Auch wenn manche Apotheken - in welchen Lieferbeziehungen auch immer - bereits gefangen sind beim einstigen und langjährigen Geschäftspartner, kann jetzt, zwei Wochen nach der DocMorris-Übernahme, niemand mehr behaupten, Celesio und mit ihr die Gehe kämen nur mit einem blau-grünen Auge davon. Die Zuwachsraten bei den anderen Großhändlern sprechen für sich und eine klare Sprache. Dass überdies versucht wird, mit überhöhten Rabatten den ersten Proteststurm zu unterdrücken, ist das Bemühen, vom eigentlichen Interesse Celesios abzulenken; die eigene Gier soll durch das Erzeugen einer Gier nach besseren Konditionen überdeckt werden.

 

Man will eine eigene Apothekenkette und man steht mit DocMorris in Konkurrenz zu den eigenen Großhandelskunden. Oesterle hat hart zugeschlagen.

 

Das Gespann Oesterle-Gehe-Celesio-DocMorris umgibt sich mit der Weltretter-Aura: Das Leben ist schön, lasst uns zusammen spielen, in die Zukunft, in den Sonnenuntergang schauen und keine Angst vor der Dämmerung haben, denn es gibt einen Führer durch den Dickicht der Apothekenliberalisierung.

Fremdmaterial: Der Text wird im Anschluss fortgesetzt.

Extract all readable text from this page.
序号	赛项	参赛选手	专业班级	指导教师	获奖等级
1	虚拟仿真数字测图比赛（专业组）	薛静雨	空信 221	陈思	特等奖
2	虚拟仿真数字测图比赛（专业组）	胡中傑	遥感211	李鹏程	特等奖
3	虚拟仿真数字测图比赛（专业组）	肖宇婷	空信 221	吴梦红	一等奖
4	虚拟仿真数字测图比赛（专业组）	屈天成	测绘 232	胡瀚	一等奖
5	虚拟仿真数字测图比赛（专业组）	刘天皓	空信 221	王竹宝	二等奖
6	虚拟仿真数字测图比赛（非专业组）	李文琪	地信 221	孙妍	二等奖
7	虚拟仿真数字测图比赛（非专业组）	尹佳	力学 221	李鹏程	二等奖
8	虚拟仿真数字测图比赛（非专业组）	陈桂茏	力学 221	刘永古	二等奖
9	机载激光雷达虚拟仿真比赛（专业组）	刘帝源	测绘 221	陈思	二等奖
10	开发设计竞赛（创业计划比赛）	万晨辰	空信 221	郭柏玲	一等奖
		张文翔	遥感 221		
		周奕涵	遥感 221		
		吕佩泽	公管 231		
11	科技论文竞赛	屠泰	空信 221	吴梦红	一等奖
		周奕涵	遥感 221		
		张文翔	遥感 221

Doch Führer Fritz Oesterle hat - auch wenn er anderes vorgibt - maximal eine Vermutung, wohin der Weg führt. Er will, dass ab sofort nach seinen Regeln gespielt wird. Zuweilen klingt das so, als ob er sich selbst Mut machen müsse.

 

Denn die meisten seiner Kunden erkennen - ebenso wie viele Politiker - das durchsichtige Spiel. Chancen, dieses Spiel auch ohne Gehe oder Celesio oder Oesterle oder DocMorris an der Seite für sich zu entscheiden, gibt es auf jeden Fall. Nur einen Fehler darf man nicht machen: die andere Wange jetzt auch noch hinzuhalten.